FireDragon, your viv is brilliant!

But I have a slight concern about beardies.... the height of the viv.... and their general clumsiness when climbing....

a fall from the top (or even middle) rock section could easily kill/break bones, especially if they land on a lower rock section.

When beardies slip, they tend to sorta slide a bit backwards first, which would mean they would land on their backs 99% of the time, i know what mine are like climbing on pillows on the bed, they always fall onto their backs on the quilt if they topple, they end up upside down.


----------



## The Roach Hut (Mar 29, 2008)

moonstruck said:


> FireDragon, your viv is brilliant!
> 
> But I have a slight concern about beardies.... the height of the viv.... and their general clumsiness when climbing....
> 
> ...


I totally understand your concerns, however the beardies cannot climb over the entire structure as it does not allow them access to it. Dragons do not fall from there and in the wild would climb and sit on posts logs and rocks. 

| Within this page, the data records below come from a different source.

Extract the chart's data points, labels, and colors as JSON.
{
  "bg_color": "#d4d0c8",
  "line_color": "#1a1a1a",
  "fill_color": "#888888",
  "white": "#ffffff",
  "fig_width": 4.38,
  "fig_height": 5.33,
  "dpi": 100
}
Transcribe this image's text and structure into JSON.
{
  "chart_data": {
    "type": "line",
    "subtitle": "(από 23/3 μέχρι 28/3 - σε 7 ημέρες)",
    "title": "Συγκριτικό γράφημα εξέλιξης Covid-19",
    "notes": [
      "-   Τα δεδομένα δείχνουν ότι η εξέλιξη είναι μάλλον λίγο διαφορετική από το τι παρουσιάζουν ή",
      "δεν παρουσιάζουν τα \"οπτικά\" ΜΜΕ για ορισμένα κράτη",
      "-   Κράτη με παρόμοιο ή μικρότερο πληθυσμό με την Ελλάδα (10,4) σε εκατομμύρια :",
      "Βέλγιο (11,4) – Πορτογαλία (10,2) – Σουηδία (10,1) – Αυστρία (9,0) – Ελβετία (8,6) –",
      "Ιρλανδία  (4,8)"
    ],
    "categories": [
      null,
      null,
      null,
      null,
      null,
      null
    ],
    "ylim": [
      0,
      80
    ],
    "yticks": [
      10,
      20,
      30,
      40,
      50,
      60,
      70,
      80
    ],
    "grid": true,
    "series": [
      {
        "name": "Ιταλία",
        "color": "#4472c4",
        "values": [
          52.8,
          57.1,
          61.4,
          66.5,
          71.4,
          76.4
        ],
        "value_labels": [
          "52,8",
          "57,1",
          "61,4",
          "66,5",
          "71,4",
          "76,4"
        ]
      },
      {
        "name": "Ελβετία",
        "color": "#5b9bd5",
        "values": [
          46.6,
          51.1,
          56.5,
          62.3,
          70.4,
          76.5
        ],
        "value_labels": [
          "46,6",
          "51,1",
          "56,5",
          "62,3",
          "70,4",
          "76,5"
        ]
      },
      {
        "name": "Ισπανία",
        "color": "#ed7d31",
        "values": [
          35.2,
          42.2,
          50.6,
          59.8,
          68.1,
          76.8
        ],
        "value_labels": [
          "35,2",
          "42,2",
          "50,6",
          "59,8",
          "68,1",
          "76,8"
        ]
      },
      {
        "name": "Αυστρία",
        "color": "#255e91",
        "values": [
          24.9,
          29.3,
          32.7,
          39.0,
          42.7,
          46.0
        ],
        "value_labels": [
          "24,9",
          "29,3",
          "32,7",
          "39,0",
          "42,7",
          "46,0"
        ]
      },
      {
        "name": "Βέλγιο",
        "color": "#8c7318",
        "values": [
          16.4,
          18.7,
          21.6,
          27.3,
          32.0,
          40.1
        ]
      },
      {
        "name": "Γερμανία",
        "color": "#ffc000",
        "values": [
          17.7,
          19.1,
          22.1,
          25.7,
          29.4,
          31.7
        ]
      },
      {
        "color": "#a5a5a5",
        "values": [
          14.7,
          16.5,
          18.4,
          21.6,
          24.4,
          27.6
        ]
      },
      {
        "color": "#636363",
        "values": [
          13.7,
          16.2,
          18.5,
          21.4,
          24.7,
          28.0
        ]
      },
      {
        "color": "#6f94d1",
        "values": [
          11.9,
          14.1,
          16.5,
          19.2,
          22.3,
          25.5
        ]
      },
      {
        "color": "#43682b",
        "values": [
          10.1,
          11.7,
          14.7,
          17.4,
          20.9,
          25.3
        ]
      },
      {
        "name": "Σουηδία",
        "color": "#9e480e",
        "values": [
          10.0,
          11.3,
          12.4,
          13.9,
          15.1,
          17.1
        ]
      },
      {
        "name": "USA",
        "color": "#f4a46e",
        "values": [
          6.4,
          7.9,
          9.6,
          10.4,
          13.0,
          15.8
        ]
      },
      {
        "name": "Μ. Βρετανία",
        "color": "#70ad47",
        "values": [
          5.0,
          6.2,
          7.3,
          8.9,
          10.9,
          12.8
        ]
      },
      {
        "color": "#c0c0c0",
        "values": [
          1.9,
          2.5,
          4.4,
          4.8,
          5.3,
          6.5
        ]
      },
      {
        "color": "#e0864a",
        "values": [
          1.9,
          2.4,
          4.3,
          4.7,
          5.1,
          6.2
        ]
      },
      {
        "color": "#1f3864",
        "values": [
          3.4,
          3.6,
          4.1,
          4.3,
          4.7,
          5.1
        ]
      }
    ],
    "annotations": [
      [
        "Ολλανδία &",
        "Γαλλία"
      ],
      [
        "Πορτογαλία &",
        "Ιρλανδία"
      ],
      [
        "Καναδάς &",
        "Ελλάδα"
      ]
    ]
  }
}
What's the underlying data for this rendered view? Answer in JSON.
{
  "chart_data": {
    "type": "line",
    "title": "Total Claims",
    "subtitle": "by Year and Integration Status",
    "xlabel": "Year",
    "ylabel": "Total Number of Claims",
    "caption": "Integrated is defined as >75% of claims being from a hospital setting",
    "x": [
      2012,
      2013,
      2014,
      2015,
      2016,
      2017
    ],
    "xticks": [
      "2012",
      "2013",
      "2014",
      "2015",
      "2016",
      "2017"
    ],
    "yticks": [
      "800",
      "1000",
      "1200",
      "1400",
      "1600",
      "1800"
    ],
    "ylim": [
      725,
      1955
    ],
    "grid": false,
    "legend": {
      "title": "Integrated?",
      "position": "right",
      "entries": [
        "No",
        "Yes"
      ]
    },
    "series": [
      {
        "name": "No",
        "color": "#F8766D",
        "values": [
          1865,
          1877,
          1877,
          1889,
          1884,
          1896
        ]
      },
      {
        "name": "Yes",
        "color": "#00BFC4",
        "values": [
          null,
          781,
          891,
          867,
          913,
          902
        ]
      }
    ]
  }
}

All of my dragons are very healthy and strong. Not one of them have fallen and dont forget that the biggest drop is about a 1ft and half to 2 ft sand is deep. 

thanks for the concern but everything is fine they enjoy their enclosure and its about producing a natralistic environment for them that is as close to the real thing as possible.

Again i appreciate the concern 

Tony


----------



## cfcbulldog78 (Apr 24, 2009)

firedragon you viv is absoultly jaw dropping jealous very very jealous lol


----------



## The Roach Hut (Mar 29, 2008)

Thanks mate its appreciated im in process of doing another 8ft atm


----------



## The Roach Hut (Mar 29, 2008)

heres a link to the video i put on you tue, the viv een used y dragons for 9 months even though there are oly 6 in it now it has chipped and will need a touch up take a look at the video let me know what u think. might help get a etter perception too

YouTube - My Bearded Dragons Vivarium With Fake Rock Walls


----------



## Tarn~Totty (May 4, 2009)

:gasp: OHG!!! Dont know what anyone else thinks...but If you liked the pics, your gunna love the vid!!

Really Tony...I dunno what to say bud...that is totally stunning. I bet your lucky beardies really appreciate all the hard work and effort youve put into that. Its nice to see how much people actually think of the animals they keep, to go to the lengths you have here...well, its brilliant :notworthy:

Thank you for putting the video on :2thumb:

Cant wait to see your future viv builds!!


----------



## dan.hobley (May 4, 2009)

here's mine just finished at last!!


----------



## The Roach Hut (Mar 29, 2008)

superb job mate. but the beardy loves it. told u that it wasnt hard didnt i lol. u done a fantastic job a credit to you well done

Tony


----------



## RNelson (May 29, 2009)

FireDragons is awesome, hopefully mine will be good when done


----------



## dan.hobley (May 4, 2009)

lol u did indeed fire dragon....it wasnt hard but bloody long time it takes though! ha ha


----------



## The Roach Hut (Mar 29, 2008)

Just 23 hrs left on this vivarium and 37watchers. dont miss out the chance to own the best viv around here is the link once more for those of you interested
http://cgi.ebay.co.uk/ws/eBayISAPI.dll?ViewItem&item=110471295236&ssPageName=STRK:MESELX:IT

Tony


----------



## ralphsvivariums (Dec 15, 2009)

this is mine i have put sand on the walls of the viv which was a mission but looks good i also made a water feature they love it always swimming about in the water, and before you say it the humidity is fine in there.


----------